Questo secondo aspetto della sua impostazione metodologica venne approfondito in modo particolare dal C. nella prolusione al corso di lezioni dell'anno accademico 1882-83 (pubblicata a Siena nel 1882 con il titolo Ildiritto civile nella sua ultima evoluzione).
Dopo aver affermato la necessità che la civilistica italiana abbandonasse gli indirizzi della dottrina francese per seguire strade proprie, egli sosteneva che i giuristi dovevano cominciare ad interessarsi dello sviluppo della legislazione sociale e quindi cercare di comprendere "il fine della legge chiesto alla sua storia e inteso secondo le condizioni sociali del momento in cui la norma deve mostrarsi come realtà vivente". Tale presa di posizione lo avvicinava agli esponenti del socialismo giuridico che proprio in quegli anni cominciavano a manifestare in modo più consapevole il loro pensiero. Tuttavia l'adesione del C. a quell'indirizzo dottrinario non andò oltre la posizione assunta nella ricordata prolusione e finì con il concretizzarsi soprattutto in una particolare attenzione verso la realtà sociale in cui la norma era applicata. In lui appare, infatti, prevalente l'altra esigenza, quella di pervenire alla formulazione di un sistema dogmatico preciso, all'interno del quale esaminare le singole disposizioni e la loro effettiva applicazione.

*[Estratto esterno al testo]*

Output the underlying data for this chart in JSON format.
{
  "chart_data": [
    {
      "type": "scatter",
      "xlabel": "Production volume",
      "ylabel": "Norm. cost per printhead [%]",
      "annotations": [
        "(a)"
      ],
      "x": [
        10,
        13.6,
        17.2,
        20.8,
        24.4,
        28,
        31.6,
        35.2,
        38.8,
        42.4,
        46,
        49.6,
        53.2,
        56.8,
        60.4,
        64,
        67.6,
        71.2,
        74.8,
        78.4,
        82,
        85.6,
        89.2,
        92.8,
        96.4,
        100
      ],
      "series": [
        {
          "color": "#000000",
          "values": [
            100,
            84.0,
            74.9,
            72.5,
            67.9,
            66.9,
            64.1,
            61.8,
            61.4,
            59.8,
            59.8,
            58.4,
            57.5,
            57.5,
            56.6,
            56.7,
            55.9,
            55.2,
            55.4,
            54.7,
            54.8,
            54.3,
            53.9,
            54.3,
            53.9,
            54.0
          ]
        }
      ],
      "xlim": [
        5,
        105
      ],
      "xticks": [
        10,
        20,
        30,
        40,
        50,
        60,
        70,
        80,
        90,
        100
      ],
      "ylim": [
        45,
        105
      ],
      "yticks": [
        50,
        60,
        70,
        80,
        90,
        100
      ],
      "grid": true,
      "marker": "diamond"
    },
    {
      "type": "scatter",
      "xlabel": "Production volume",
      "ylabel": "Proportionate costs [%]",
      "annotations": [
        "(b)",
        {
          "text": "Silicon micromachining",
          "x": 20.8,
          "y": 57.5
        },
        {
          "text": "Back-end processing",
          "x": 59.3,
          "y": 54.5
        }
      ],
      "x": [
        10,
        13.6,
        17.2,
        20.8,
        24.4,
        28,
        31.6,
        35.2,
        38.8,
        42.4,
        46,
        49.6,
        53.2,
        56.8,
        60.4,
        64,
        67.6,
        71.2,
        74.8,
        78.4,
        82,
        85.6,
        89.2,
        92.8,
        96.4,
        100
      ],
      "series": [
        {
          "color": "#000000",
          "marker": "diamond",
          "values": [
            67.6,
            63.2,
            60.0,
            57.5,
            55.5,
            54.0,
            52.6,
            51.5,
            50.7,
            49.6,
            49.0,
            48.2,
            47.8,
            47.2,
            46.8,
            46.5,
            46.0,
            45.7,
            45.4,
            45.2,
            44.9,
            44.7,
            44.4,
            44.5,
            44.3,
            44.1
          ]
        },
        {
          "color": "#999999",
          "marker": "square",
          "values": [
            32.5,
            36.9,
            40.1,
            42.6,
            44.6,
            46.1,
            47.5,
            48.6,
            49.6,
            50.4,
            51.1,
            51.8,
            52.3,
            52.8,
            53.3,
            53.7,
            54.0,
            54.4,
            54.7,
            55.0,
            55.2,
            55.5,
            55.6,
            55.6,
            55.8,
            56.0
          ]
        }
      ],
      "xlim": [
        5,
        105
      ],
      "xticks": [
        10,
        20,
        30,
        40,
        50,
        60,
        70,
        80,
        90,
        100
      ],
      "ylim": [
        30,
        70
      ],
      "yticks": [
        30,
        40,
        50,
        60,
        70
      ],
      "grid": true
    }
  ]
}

Tale indirizzo metodologico venne espresso dal C. nell'introduzione al suo studio La colpa nel diritto civile odierno, I, Colpa contrattuale, apparso a Torino nel 1884. Egli vi sostenne che la civilistica italiana, recependo da quella francese lo stimolo verso un'approfondita esegesi delle norme, doveva soprattutto "cercare nel codice civile il diritto civile, raggrupparne le massime a seconda dei vari istituti giuridici, cui sono relative, porre i concetti e intorno a questi costruire la teoria". E a tali criteri si tenne fedele nell'affiontare il tema della colpa nel diritto civile. Accolse la tradizionale distinzione della colpa in contrattuale e aquiliana, ma ne affermò il carattere unitario, attribuendo la differenza al solo grado di responsabilità. Divise lo studio in tre parti: nella prima esaminò la colpa contrattuale nella sua essenza giuridica, nella seconda la analizzò mettendola in rapporto con i soggetti responsabili e nella terza ne studiò gli effetti. Analogo schema seguì, poi, nella seconda parte del trattato, quella dedicata alla Colpa extracontrattuale (aquiliana), pubblicata sempre a Torino nel 1887, Anche qui prima veniva esaminato il concetto giuridico di colpa aquiliana, poi si passava a considerare la responsabilità soggettiva e infine erano presi in considerazione gli effetti.
Il trattato sulla colpa - che ricevette il premio dell'Accademia dei Lincei e venne ripubblicato, in una seconda edizione ampliata e corretta a Torino (Colpa contrattuale nel 1887; Colpa extracontrattuale, I nel 1903; II, nel 1906), fu accolto con grande favore dalla civilistica italiana. Con l'individuazione di un sistema teorico generale il C. dava ordine alla problematica giuridica e nello stesso tempo consentiva una più esauriente comprensione dei casi singoli e della relativa giurisprudenza, il cui esame, peraltro, veniva portato avanti con ricca e abbondante analisi (si vedano al riguardo le recensioni di L. Landucci, in Archivio giuridico, XXXIV [1885], pp. 86-104; di V. Polacco, in Rivista critica delle scienze giuridiche e sociali, III [1885], pp. 23 1-236, e di E. Vidari, in Il Filangieri, XII [1887], pp. 442-448).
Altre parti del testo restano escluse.